This is my revised patch for PR target/123238, previously posted at
https://gcc.gnu.org/pipermail/gcc-patches/2026-February/708283.html
incorporating the feedback from both Andrew Pinksi and Richard Biener,
and additionally resolving this code quality regression on aarch64,
which exhibits many of the same issues as x86_64. Alas, the only
native aarch64 that I have convenient access to is an Apple M1 laptop,
so the examples and patches below are against Iain Sandoe's tree for
aarch64-apple-darwin24.3.0 [as that target isn't yet supported by
mainline GCC 16].
To explain and motivate things for the aarch64 maintainers:
void foo(char c[])
{
for (int i = 0; i < 8; i++)
c[i] = c[i] != 'a' ? 'c' : 'e';
}
currently generates with -O2 the following:
foo: movi v30.8b, 0x61
ldr d0, [x0]
movi v29.8b, 0x63
movi v31.8b, 0x65
cmeq v30.8b, v0.8b, v30.8b
not v30.8b, v30.8b
bit v31.8b, v29.8b, v30.8b
str d31, [x0]
ret
where a cmeq followed by a not is used to implement NE_EXPR.
c.f. the comment "Handle NE as !EQ" in aarch64-simd.md's expander
of vec_cmp<mode><mode>. With this patch, including the change
to aarch64_rtx_costs to indicate that NE is more expensive than EQ,
the middle-end swaps the VCOND_EXPR, reducing the number of
instructions in the example above [to what it was in GCC 14].

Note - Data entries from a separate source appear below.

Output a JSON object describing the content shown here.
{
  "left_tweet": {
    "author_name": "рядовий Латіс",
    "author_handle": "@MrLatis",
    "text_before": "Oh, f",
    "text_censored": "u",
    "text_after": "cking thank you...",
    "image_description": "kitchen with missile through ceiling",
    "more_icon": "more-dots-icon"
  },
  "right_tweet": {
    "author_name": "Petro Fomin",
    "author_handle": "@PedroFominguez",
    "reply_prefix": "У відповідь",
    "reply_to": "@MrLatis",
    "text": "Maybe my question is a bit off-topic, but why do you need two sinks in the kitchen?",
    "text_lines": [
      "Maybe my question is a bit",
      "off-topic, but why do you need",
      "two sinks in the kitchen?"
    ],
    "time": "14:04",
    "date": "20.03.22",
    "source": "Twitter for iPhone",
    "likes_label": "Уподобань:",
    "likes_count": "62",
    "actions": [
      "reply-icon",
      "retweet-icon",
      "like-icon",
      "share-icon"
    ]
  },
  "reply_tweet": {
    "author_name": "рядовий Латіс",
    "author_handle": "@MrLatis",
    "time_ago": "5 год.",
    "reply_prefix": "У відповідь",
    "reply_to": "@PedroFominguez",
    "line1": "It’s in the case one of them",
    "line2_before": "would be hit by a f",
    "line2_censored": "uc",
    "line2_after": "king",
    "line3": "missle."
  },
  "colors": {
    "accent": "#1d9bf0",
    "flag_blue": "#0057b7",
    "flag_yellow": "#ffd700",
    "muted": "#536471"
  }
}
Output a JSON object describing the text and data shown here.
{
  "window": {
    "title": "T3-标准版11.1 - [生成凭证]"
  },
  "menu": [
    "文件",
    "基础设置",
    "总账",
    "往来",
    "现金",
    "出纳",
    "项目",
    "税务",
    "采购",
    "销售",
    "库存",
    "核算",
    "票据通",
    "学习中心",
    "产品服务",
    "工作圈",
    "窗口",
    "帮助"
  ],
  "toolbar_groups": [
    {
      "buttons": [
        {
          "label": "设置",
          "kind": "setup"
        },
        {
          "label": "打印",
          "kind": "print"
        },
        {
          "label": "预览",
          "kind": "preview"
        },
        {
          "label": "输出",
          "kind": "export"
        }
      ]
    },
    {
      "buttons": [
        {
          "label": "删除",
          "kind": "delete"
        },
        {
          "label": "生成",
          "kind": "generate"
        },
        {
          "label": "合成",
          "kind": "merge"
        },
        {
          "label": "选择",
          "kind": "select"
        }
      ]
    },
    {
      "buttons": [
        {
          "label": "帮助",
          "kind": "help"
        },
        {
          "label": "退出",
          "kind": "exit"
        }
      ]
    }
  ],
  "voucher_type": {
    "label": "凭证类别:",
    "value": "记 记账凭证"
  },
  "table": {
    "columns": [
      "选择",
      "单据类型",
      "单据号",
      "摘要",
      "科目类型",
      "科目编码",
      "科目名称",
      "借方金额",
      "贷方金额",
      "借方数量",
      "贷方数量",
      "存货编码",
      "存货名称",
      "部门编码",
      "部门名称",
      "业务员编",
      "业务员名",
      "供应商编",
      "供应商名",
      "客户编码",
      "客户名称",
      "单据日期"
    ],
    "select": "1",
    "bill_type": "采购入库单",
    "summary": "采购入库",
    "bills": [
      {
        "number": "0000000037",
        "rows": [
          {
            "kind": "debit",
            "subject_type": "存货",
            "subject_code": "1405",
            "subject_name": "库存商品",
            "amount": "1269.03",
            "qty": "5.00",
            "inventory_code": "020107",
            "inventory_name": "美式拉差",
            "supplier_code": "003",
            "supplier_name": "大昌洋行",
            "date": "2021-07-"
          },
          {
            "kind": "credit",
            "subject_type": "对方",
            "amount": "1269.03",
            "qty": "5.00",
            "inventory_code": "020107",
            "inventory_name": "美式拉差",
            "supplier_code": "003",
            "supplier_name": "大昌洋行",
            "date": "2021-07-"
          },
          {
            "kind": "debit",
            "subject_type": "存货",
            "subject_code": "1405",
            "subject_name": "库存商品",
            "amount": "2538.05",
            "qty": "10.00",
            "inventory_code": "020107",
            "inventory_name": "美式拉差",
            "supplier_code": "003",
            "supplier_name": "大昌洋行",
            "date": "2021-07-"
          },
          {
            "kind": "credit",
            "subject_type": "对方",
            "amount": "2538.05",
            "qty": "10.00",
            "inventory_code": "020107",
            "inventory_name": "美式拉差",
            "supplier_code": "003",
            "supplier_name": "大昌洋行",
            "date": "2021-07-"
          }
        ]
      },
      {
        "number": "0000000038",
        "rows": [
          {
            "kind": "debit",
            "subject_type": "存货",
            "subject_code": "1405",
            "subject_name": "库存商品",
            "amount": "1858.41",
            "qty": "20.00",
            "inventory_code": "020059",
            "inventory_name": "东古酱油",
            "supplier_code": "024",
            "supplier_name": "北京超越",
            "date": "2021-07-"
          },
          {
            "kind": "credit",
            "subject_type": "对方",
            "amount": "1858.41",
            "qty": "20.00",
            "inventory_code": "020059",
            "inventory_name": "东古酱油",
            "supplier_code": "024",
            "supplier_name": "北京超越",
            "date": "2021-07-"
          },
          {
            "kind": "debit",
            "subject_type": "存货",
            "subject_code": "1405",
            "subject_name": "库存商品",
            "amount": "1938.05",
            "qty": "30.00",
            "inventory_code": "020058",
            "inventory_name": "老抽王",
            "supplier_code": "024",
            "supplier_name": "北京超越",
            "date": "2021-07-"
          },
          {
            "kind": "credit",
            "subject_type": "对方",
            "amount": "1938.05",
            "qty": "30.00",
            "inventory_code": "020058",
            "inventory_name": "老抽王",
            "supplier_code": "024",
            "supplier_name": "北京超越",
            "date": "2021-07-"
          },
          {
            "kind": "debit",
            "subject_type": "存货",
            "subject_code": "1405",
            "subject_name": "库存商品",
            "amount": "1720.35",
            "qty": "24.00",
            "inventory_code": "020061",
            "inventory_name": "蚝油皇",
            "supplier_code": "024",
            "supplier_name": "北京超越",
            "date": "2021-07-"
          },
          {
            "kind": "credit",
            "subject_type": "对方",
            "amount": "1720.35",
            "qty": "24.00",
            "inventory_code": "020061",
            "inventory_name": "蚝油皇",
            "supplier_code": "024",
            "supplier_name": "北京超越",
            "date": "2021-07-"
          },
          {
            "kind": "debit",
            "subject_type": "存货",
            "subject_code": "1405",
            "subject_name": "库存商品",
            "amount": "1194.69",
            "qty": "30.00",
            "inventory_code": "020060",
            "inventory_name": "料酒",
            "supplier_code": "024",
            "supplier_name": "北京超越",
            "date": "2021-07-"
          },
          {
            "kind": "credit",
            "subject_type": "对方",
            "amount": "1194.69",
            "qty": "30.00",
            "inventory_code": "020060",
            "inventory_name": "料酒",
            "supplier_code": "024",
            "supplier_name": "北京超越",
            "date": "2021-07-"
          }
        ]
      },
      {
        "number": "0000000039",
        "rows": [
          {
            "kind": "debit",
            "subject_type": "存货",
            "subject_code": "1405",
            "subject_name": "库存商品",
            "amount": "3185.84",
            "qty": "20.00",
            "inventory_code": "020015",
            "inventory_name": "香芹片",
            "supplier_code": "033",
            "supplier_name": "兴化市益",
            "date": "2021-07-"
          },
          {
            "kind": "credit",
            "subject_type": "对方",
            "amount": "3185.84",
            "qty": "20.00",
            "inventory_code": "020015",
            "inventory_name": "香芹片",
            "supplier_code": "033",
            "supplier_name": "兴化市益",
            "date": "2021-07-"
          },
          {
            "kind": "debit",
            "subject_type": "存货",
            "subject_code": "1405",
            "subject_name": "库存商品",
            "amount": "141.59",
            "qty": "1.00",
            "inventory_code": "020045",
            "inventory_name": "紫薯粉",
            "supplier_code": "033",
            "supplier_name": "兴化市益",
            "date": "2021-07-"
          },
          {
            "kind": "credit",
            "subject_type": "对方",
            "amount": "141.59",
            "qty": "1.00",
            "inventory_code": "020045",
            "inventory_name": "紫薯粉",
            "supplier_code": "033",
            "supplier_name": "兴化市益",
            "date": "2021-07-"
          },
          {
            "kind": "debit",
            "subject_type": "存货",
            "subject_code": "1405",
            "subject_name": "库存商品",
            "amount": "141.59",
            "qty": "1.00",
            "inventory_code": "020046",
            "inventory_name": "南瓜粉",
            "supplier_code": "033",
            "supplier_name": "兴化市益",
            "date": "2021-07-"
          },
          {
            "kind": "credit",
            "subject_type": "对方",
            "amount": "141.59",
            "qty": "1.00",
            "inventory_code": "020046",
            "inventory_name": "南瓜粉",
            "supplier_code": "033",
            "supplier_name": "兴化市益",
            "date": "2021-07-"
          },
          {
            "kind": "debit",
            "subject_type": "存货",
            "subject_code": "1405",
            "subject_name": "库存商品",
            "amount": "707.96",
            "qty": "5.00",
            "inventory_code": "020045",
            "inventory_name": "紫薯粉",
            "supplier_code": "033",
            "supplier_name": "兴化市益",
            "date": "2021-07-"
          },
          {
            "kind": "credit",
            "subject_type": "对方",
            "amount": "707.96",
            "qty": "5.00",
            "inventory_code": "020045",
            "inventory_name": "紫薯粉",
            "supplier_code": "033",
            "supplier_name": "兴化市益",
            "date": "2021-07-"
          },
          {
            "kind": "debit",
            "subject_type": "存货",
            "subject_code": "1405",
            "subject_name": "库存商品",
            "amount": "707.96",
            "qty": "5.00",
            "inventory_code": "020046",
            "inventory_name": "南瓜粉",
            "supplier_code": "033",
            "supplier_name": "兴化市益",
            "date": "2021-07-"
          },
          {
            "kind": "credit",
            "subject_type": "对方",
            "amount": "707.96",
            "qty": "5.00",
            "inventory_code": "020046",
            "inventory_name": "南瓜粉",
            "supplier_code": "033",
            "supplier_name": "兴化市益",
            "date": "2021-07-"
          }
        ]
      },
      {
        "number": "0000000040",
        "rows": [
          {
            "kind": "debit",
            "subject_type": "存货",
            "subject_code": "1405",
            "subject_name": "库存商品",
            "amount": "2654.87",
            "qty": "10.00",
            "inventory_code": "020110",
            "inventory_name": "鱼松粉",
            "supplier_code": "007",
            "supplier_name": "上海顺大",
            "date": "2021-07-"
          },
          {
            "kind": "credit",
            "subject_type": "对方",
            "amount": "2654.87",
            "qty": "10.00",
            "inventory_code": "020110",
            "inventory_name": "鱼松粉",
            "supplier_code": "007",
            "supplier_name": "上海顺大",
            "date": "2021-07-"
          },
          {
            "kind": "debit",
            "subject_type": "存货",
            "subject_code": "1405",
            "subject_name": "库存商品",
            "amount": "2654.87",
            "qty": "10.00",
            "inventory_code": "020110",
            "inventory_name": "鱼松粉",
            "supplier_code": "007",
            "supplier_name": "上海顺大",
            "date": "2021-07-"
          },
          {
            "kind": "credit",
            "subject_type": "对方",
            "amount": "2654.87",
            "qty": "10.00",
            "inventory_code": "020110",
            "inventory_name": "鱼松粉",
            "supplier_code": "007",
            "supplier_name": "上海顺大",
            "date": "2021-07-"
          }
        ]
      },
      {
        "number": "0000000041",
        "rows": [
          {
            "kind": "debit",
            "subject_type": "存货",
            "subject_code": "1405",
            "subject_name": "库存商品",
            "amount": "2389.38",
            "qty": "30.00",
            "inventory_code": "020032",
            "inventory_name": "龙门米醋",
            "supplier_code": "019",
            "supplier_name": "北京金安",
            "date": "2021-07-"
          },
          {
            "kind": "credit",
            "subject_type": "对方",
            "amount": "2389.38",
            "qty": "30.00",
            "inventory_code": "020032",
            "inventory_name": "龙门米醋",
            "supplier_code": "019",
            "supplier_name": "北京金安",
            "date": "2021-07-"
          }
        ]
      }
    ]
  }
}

Changes from the previous version of this patch include Richard's
recommendation to use get_gimple_for_ssa_name instead of
SSA_NAME_DEF_STMT, and Andrew's suggestion to log expand's
decision to the dump file, which now contains lines such as:
;; swapping operands of .VCOND_MASK
;; cost of original ne: 8
;; cost of replacement eq: 4
or (for failure)
;; not swapping operands of .VCOND_MASK
;; cost of original eq: 4
;; cost of replacement ne: 8
I've kept the handling of an embedded tcc_comparison, this both
helps document what the code intends to do, and (defensively)
supports expand's ability to work with GENERIC, and not just
GIMPLE trees (with or without TER). During RTL expansion, the
middle-end may temporarily construct trees (for intermediate
expressions) that aren't always valid in earlier passes.
Finally, I've no objection to someone else attempting to perform
this type of (target dependent) optimization during the gimple-isel
pass, though I expect it will be difficult to maintain hardware
specific idioms, such as aarch64's representation of NE as !EQ
(in some machine modes) when match.pd and elsewhere in the middle-end
attempts to keep tree's canonical (and machine independent)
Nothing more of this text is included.